NG: The knowledge gained by you in the production of various systems surely is one of your company’s treasured assets; however, often the projects do not see fruition for up to a decade. How do you retain your human resource assets during this long period of lull? To what extent do es it increase the cost of the project?
JDP: Talent retention and nurturing people in this segment poses stiff challenges. Earlier the attraction for the personnel was from other segments viz. IT, consultancy etc. However, with the competition in the domestic defence segment increasing, the options available for talented personnel in the similar segment have increased manifold. New companies in the sector can target and source ready-to-use personnel with the relevant experience from mature players, and are thus able to attract people.
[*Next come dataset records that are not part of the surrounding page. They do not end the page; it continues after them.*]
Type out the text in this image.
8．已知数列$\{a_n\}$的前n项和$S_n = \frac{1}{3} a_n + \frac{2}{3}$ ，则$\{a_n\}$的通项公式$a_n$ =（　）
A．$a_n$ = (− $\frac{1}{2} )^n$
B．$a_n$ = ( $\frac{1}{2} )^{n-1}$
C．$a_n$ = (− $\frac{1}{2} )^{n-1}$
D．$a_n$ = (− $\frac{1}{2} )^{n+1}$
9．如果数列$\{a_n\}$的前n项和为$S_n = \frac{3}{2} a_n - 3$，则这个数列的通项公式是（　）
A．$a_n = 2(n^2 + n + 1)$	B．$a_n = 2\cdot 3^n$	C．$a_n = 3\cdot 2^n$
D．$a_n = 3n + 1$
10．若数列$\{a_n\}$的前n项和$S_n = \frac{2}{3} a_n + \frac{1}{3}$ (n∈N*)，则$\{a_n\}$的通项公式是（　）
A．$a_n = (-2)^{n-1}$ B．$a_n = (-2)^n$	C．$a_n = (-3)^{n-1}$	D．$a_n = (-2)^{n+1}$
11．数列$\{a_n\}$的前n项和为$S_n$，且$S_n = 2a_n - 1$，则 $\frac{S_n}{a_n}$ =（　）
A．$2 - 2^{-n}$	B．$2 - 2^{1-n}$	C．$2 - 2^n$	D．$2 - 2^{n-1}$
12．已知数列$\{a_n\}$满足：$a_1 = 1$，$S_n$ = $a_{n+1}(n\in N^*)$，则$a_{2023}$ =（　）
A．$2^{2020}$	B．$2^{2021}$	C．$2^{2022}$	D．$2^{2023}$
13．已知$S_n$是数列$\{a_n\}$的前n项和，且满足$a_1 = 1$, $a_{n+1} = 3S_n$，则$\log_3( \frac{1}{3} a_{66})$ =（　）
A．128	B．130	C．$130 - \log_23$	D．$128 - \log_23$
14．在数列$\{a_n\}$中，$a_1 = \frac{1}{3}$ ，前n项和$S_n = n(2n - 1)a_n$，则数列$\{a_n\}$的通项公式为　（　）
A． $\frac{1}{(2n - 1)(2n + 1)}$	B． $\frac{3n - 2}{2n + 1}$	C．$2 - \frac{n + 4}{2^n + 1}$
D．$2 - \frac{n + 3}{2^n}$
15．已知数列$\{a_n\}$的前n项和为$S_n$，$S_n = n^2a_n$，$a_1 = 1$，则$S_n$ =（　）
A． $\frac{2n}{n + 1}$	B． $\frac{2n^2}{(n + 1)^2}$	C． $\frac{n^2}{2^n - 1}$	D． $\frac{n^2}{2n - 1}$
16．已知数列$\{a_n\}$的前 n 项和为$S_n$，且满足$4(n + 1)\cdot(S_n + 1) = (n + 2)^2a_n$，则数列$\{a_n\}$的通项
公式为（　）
L&T had consciously straddled across segments in the defence sector, as also in adjacencies to partly offset the cyclic nature of ordering by MoD / its agencies. Broadly, we are working in strategic programmes, weapon delivery & engineering systems for land and naval applications, missiles & related areas, and in military communications. Besides taking care of the external environment, this also gives an opportunity to personnel to leverage their skill sets across the segment more effectively thus providing them with challenges to overcome, in a continuous manner.
L&T fosters continued innovation and excellence. We have compulsive philosophy of sorts to better what we did previously. These continue to nourish L&T’s sheer track record to be the ace business incubator; add to that our structural need (widely held – employee run) to target and build future leadership within also provides unmatched opportunities to our people to grow, and add value to their career.